Nach Auffassung des BAG handelt es sich nach dem unionsrechtlich determinierten Betriebsbegriff des § 17 Absatz 1 KSchG bei den Stationen der Air Berlin um Betriebe i. S. dieser Norm. Insofern liege die Air Berlin falsch, wenn sie meint, dass ein „Betrieb“ deswegen vorliegt, weil die Mitarbeiter je nach Bereich anderen Tätigkeiten nachgehen. Etwas anderes gelte auch nicht, nur weil die Arbeitsagentur Berlin Nord auf Anfrage der Air Berlin mitgeteilt hatte, dass durchaus drei Betriebe „Boden“, „Cockpit“ und „Kabine“ vorliegen könnten, wenn diese denn so tatsächlich gelebt wurden und letztlich auch in der Unternehmensrealität entsprechend abgebildet wurde.

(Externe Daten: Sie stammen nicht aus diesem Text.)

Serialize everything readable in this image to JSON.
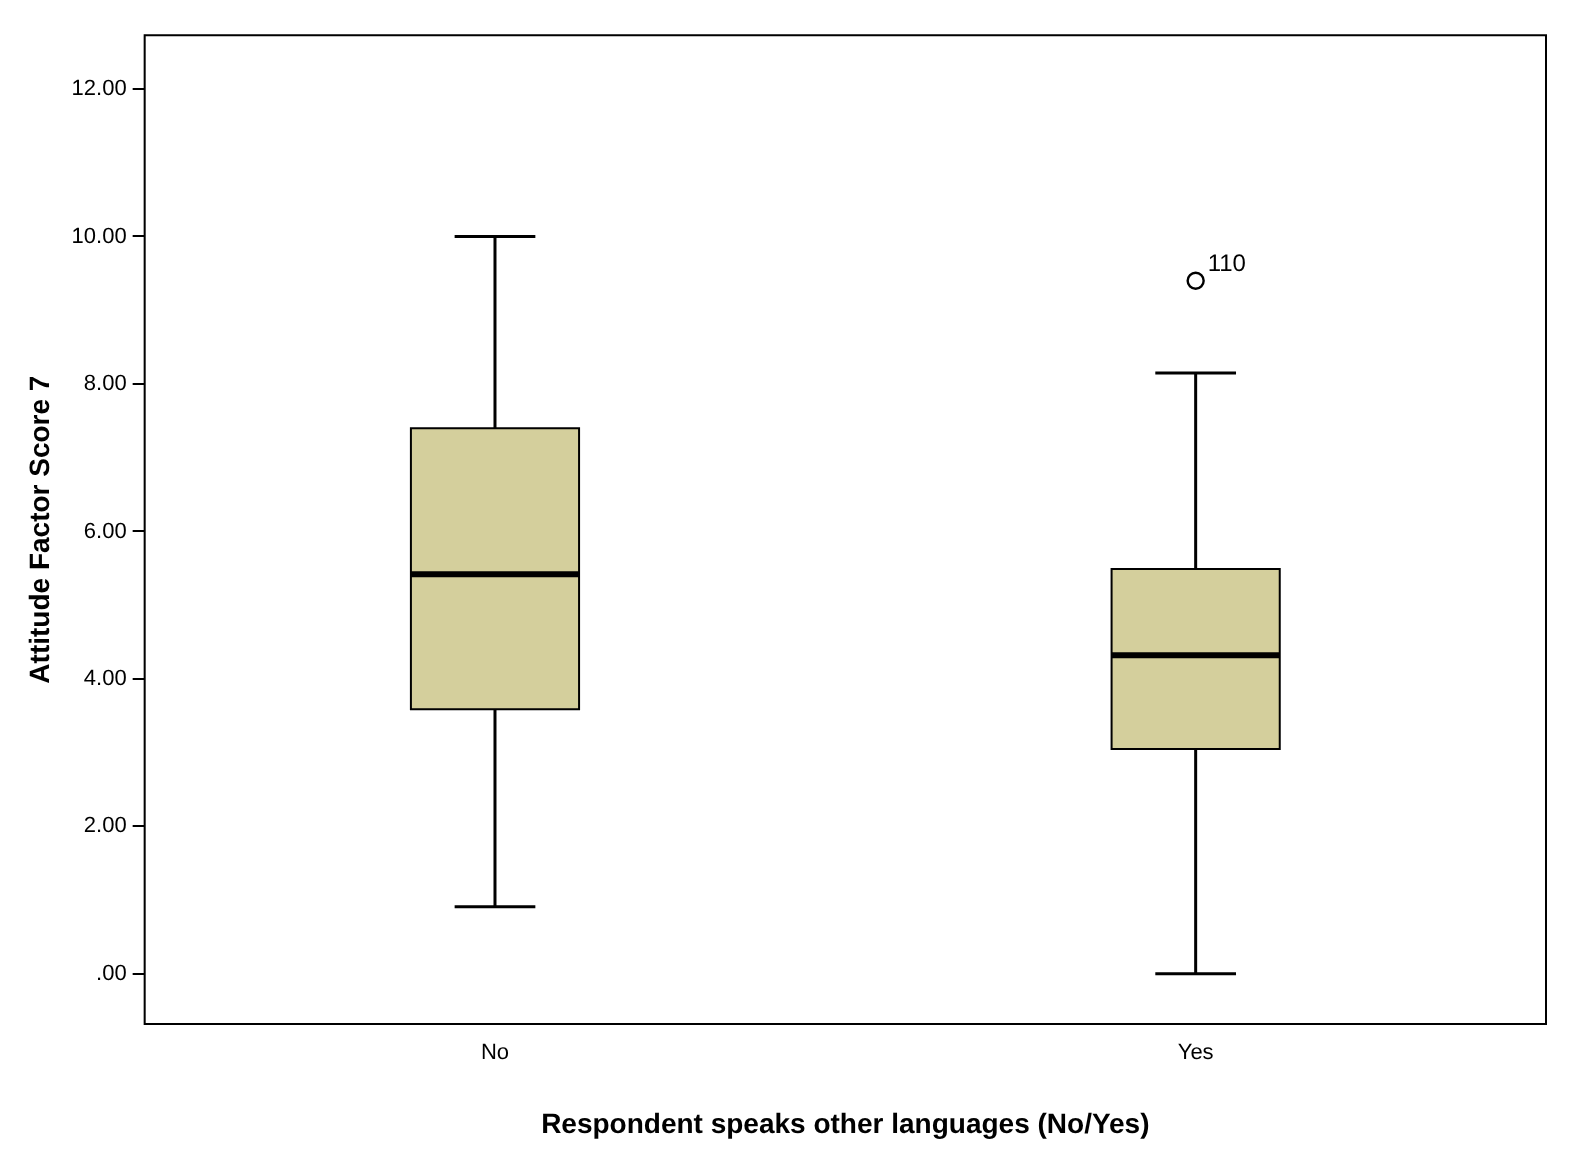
{
  "chart_data": {
    "type": "box",
    "xlabel": "Respondent speaks other languages (No/Yes)",
    "ylabel": "Attitude Factor Score 7",
    "categories": [
      "No",
      "Yes"
    ],
    "boxes": [
      {
        "low": 0.91,
        "q1": 3.59,
        "median": 5.42,
        "q3": 7.4,
        "high": 10.0
      },
      {
        "low": 0,
        "q1": 3.05,
        "median": 4.32,
        "q3": 5.49,
        "high": 8.15,
        "outliers": [
          9.4
        ]
      }
    ],
    "color": "#d4cf9c",
    "ylim": [
      -0.68,
      12.73
    ],
    "yticks": [
      {
        "value": 0,
        "label": ".00"
      },
      {
        "value": 2,
        "label": "2.00"
      },
      {
        "value": 4,
        "label": "4.00"
      },
      {
        "value": 6,
        "label": "6.00"
      },
      {
        "value": 8,
        "label": "8.00"
      },
      {
        "value": 10,
        "label": "10.00"
      },
      {
        "value": 12,
        "label": "12.00"
      }
    ],
    "annotations": [
      "110"
    ],
    "grid": false,
    "legend": false
  }
}
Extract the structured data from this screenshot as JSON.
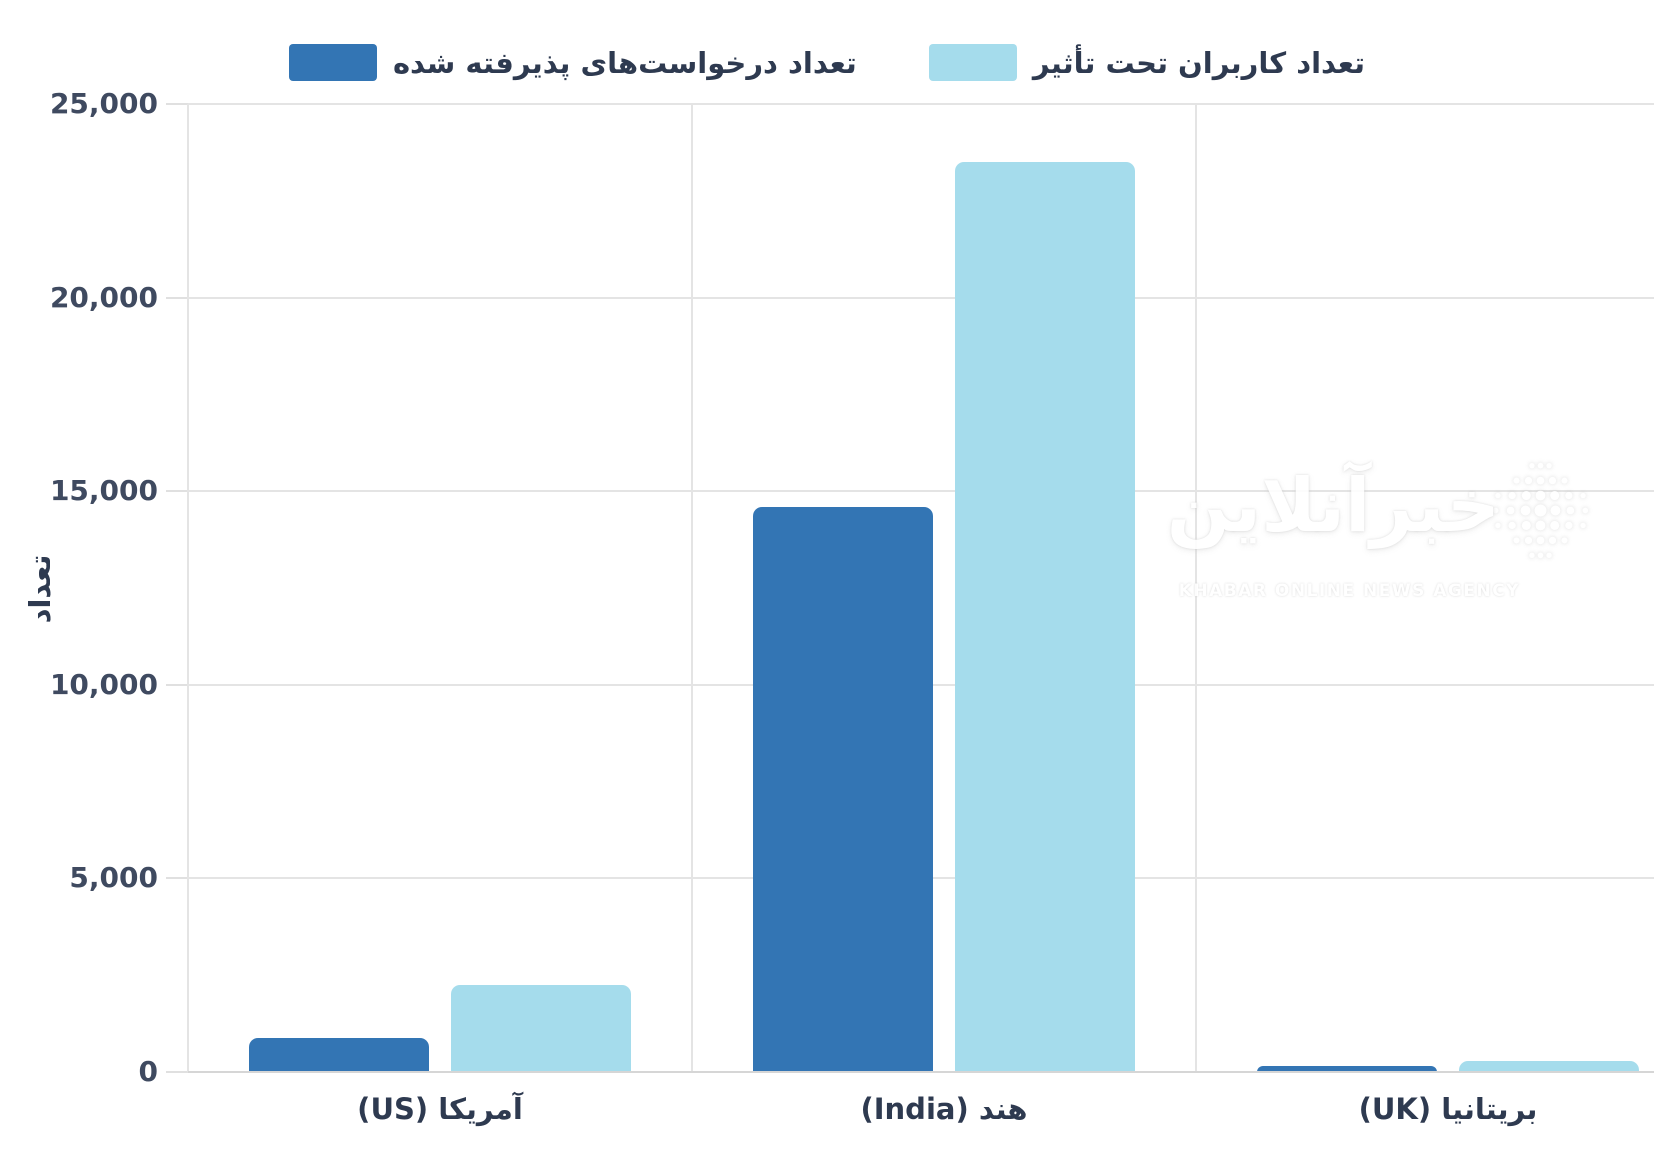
{
  "chart_data": {
    "type": "bar",
    "title": "",
    "ylabel": "تعداد",
    "categories": [
      "آمریکا (US)",
      "هند (India)",
      "بریتانیا (UK)"
    ],
    "series": [
      {
        "name": "تعداد درخواست‌های پذیرفته شده",
        "color": "#3375B4",
        "values": [
          880,
          14600,
          150
        ]
      },
      {
        "name": "تعداد کاربران تحت تأثیر",
        "color": "#A5DCEC",
        "values": [
          2250,
          23500,
          280
        ]
      }
    ],
    "ylim": [
      0,
      25000
    ],
    "yticks": [
      0,
      5000,
      10000,
      15000,
      20000,
      25000
    ],
    "ytick_labels": [
      "0",
      "5,000",
      "10,000",
      "15,000",
      "20,000",
      "25,000"
    ],
    "grid": true,
    "legend_position": "top",
    "direction": "rtl"
  },
  "legend": {
    "items": [
      {
        "label": "تعداد درخواست‌های پذیرفته شده",
        "color": "#3375B4"
      },
      {
        "label": "تعداد کاربران تحت تأثیر",
        "color": "#A5DCEC"
      }
    ]
  },
  "watermark": {
    "logo_text": "خبرآنلاین",
    "agency_text": "KHABAR ONLINE NEWS AGENCY"
  },
  "colors": {
    "series_dark": "#3375B4",
    "series_light": "#A5DCEC",
    "text": "#2E3A50",
    "tick_text": "#3F4A60",
    "grid": "#E4E4E4",
    "baseline": "#D6D6D6",
    "background": "#FFFFFF"
  }
}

Folglich hätte die Massenentlassungsanzeige für die der Station Düsseldorf zugeordneten Piloten bei der tatsächlich zuständigen Agentur für Arbeit in Düsseldorf erfolgen müssen. Gleiches gilt für das Kabinenpersonal. Denn dort in der Station Düsseldorf würden bei typisierender Betrachtung die Auswirkungen der Massenentlassung auftreten, denen durch eine frühzeitige Einschaltung der zuständigen Agentur für Arbeit entgegengetreten werden solle.
Die Anzeige hätte sich zudem nicht auf Angaben zum Cockpit-Personal beziehungsweise zum Kabinenpersonal beschränken dürfen. Zu dem Betrieb der Air Berlin in Düsseldorf würden alle Mitarbeiter unabhängig von der jeweiligen Tätigkeit gezählt. Ohne Belang sei es, dass diese Beschäftigungsgruppen kollektivrechtlich in andere Vertretungsstrukturen eingebettet waren.
Praxis.
Nach dem BAG ist also der Betrieb i. S. d. § 17 KSchG dort zu verorten, wo bei typisierender Betrachtung die Auswirkungen der Massenentlassung auftreten. Denn diese sind es, denen durch die Anzeige der Massenentlassung entgegen getreten werden soll. Zudem darf nicht zwischen den Berufsgruppen vor Ort unterschieden werden, da es für den Betriebsbegriff nach der Massenentlassungs-Richtlinie nicht darauf ankommt, ob Beschäftigungsgruppen kollektivrechtlich in unterschiedliche Vertretungsstrukturen eingebettet sind.
Die Entscheidung bestätigt, dass die Durchführung von Massenentlassungsverfahren komplex ist. Jeder Einzelfall ist gesondert zu betrachten und insbesondere sollte stets sichergestellt werden, dass die oft langjährig durch das Unternehmen praktizierten Abläufe genauestens geprüft und hinterfragt werden.